The Belgian national team is, of course, full of young, talented players, and out of all them, perhaps Kevin de Bruyne is the player most deserving of the "wonderkid" label.
But even though he’s been playing top-level football for a few years now, it is still unclear to which category the former Chelsea player belongs.
Enter the World Cup in Brazil, where De Bruyne will get a chance to leave his journeyman days behind him and finally join the rest of the world's wonderkids-turned-superstars.
It would be the end of a journey that started in early 2012, when De Bruyne moved to Chelsea from Belgian side Genk for a reported fee of around £7 million, as per Sky Sports.
Stepping into the limelight of Premier League football, De Bruyne was immediately hailed as an amazing prospect. But football has a knack of proving age-old cliches to be true, and thus it turned out that great pressure came with the great expectations attached to De Bruyne’s transfer.

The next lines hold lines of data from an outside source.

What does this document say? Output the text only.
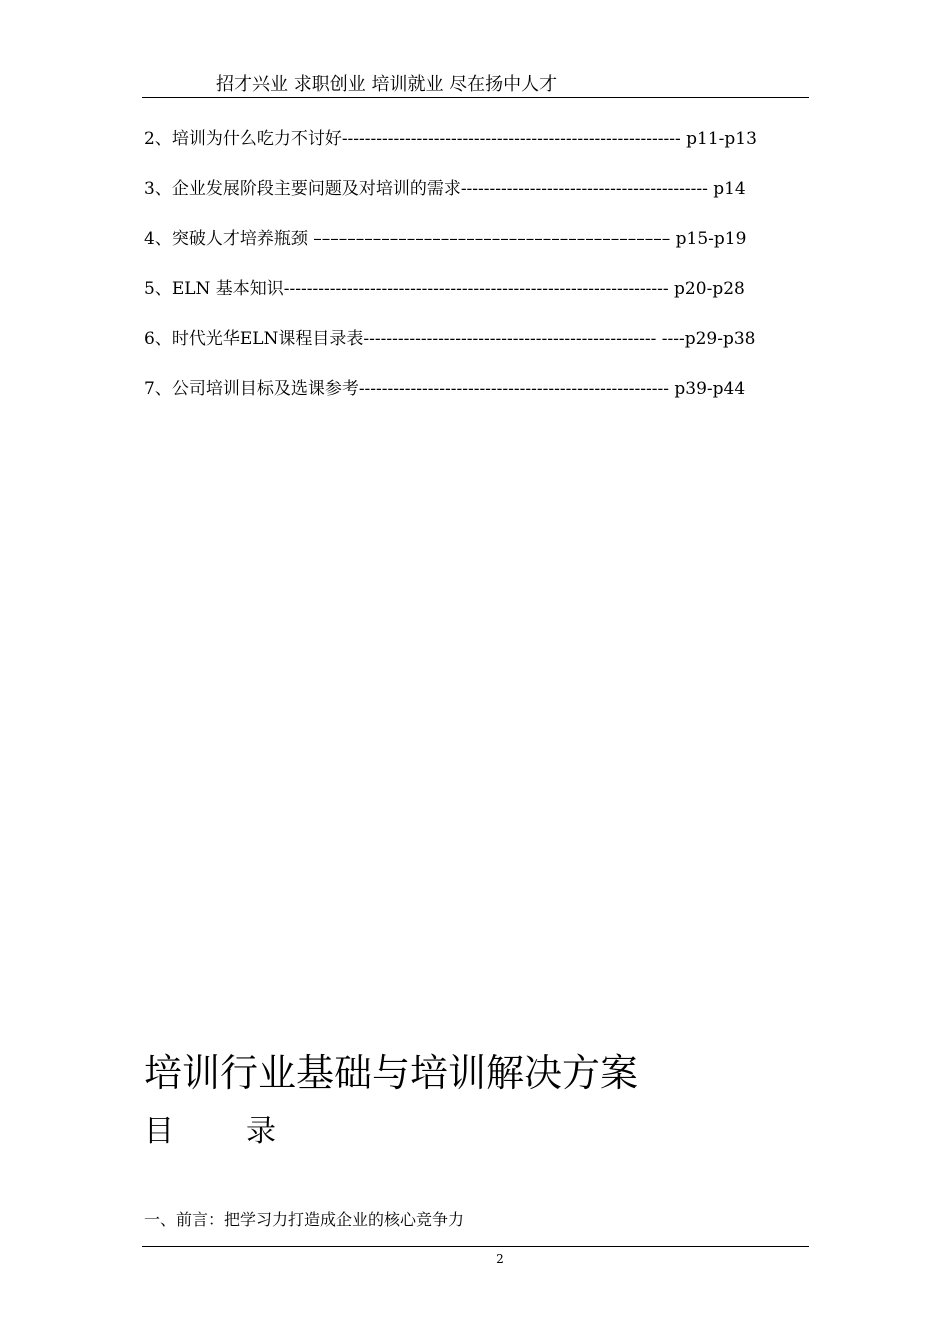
招才兴业 求职创业 培训就业 尽在扬中人才
2、培训为什么吃力不讨好----------------------------------------------------------- p11-p13
3、企业发展阶段主要问题及对培训的需求------------------------------------------- p14
4、突破人才培养瓶颈 –––––––––––––––––––––––––––––––––––––––––– p15-p19
5、ELN 基本知识------------------------------------------------------------------- p20-p28
6、时代光华ELN课程目录表--------------------------------------------------- ----p29-p38
7、公司培训目标及选课参考------------------------------------------------------ p39-p44
培训行业基础与培训解决方案
目 录
一、前言：把学习力打造成企业的核心竞争力
2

De Bruyne did not get much of a chance in Chelsea’s first team before he was loaned out to Werder Bremen in Germany. There, he seemingly made a good impression on Jose Mourinho, who had just returned to Chelsea.
Undoubtedly under the impression he had managed to prove himself, De Bruyne returned to London. But once again, he didn’t get much playing time.
In January 2014, De Bruyne left Chelsea and joined German side Wolfsburg for a reported fee of €20 million, as per The Guardian.
There De Bruyne seemed to free himself from the shackles that kept him from getting the playing time a youngster needs. At Wolfsburg, the playmaker’s potential finally got a chance to truly blossom.
Meanwhile, it seemed like Belgium boss Marc Wilmots had never lost his faith in De Bruyne. Making regular appearances in the Belgian national team, De Bruyne became a pivotal player in the team Wilmots was forging to take part in the World Cup in Brazil.
During Belgium’s preparatory friendlies, the "Rode Duivels" experimented with different players, but De Bruyne was given ample playing time. Functioning as a No. 10, he was given the creative freedom he needed to truly show his qualities.
When Eden Hazard cut inside from the left wing, De Bruyne would drift out wide, giving midfielders like Moussa Dembele and Marouane Fellaini the opportunity to bomb forward from behind him.
Against Luxembourg, Sweden and Tunisia, De Bruyne’s positional awareness and tactical intelligence impressed the most. No wonder Wilmots built his Belgian side around the playmaker.
At the World Cup, a lot is expected of the young Belgian team. Some analysts are even tipping Belgium as dark horses to win the tournament.
As one of their key men, De Bruyne will undeniably play a crucial role in his country’s campaign. After a successful second half of the 2013-14 season at Wolfsburg, the playmaker must now do it on world football’s biggest stage.
And with Belgium’s fluid midfield seemingly built around him, the conditions are perfect for De Bruyne to do just that.
At the World Cup, he’ll finally get the chance to show the world that the "wonderkid" label was not just an empty promise.